Monday, Oct. 01 2012 4:42PM
R-7 district may endorse Prop. B
If passed, measure would help fund public schools
By Toriano Porter
The vote wasn’t official.
Just a wave of nods in agreement Sept. 20 from members of the Lee’s Summit R-7 School Board after David McGehee, district superintendent, asked the board for a consensus for McGehee to cast a vote on behalf of the district to endorse Proposition B in November’s election.
If passed, the measure would increase the tax on tobacco products and provide funding for Missouri public schools.
McGehee said the Cooperating School Districts of Greater Kansas City has been polling member districts to determine the level of support for Proposition B and he expects that the co-op’s board of directors, on which McGehee serves, will be asked to vote to endorse Proposition B, which will appear on the Nov. 6 ballot.
“I like nods,” McGehee said to the board after they gave him the approval he sought. “Nods are good.”
If approved, Proposition B would result in a 73-cent increase in the cost of a pack of cigarettes, bringing the Missouri tax to 90 cents per pack. At the current 17 cents per pack, Missouri’s tobacco tax is the lowest in the nation with the average state tax at $1.49 per pack.
Fifty percent of revenue stemming from the measure would be earmarked for K-12 public schools.
According to the district, the ballot issue is supported by a coalition of groups, led by the American Cancer Society and including the Missouri School Boards Association. The measure has also been endorsed by the Missouri Association of School Administrators and the Missouri Board of Education.
According to the Kansas City Star, the state auditor has estimated that Missouri would receive from $283 million to $423 million in new annual revenue. The revenue would be divided three ways: 20 percent to fund smoking prevention and cessation programs, 50 percent designated for Missouri’s elementary and secondary public schools and 30 percent to Missouri’s colleges and universities.
Similar tobacco tax hikes were on the Missouri ballot in 2002 and 2006, but both failed, receiving 49 percent of the vote.

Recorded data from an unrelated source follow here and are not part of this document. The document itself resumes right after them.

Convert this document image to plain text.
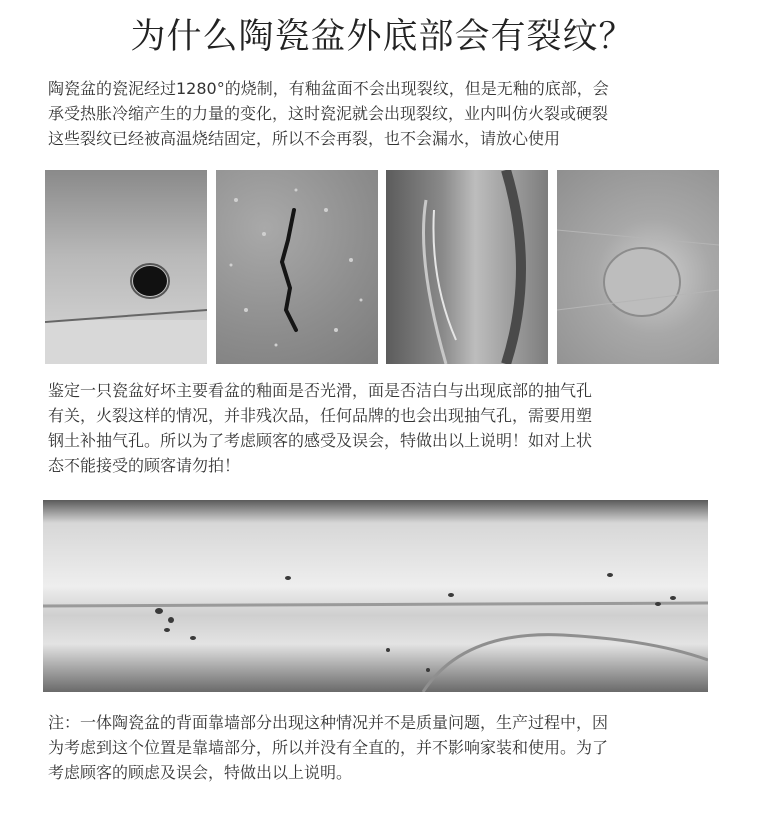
为什么陶瓷盆外底部会有裂纹？
陶瓷盆的瓷泥经过1280°的烧制，有釉盆面不会出现裂纹，但是无釉的底部，会
承受热胀冷缩产生的力量的变化，这时瓷泥就会出现裂纹，业内叫仿火裂或硬裂
这些裂纹已经被高温烧结固定，所以不会再裂，也不会漏水，请放心使用
鉴定一只瓷盆好坏主要看盆的釉面是否光滑，面是否洁白与出现底部的抽气孔
有关，火裂这样的情况，并非残次品，任何品牌的也会出现抽气孔，需要用塑
钢土补抽气孔。所以为了考虑顾客的感受及误会，特做出以上说明！如对上状
态不能接受的顾客请勿拍！
注：一体陶瓷盆的背面靠墙部分出现这种情况并不是质量问题，生产过程中，因
为考虑到这个位置是靠墙部分，所以并没有全直的，并不影响家装和使用。为了
考虑顾客的顾虑及误会，特做出以上说明。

According to the R-7 district, the November 2012 tax hike differs from the past two measures due to the fact that the majority of funds generated would go to education.
In addition – per McGehee’s report – it has been reported that “Big Tobacco” is not donating money to fight the tax hike as was the case in previous elections.
In other district news, the board approved a property-tax rollback amounting to 4.71 cents (or $0.0471) per $100 assessed valuation, when compared to the previous year’s tax rate.
The board made the decision at its annual tax-rate hearing Sept. 20.
According to the Missouri Constitution, the amount of money a school district may gain from property value increases is capped.
The cap is based on a formula that includes assessment growth and requires that school districts use the lowest of several factors for the cap. In the case of the R-7 School District, the cap used was the growth in assessed value, which totaled 0.1840 percent compared to the Consumer Price Index, which totaled 3 percent.
With the rollback, the Lee’s Summit R-7 tax rate for 2012-13 will be $6.0579 per $100 assessed valuation.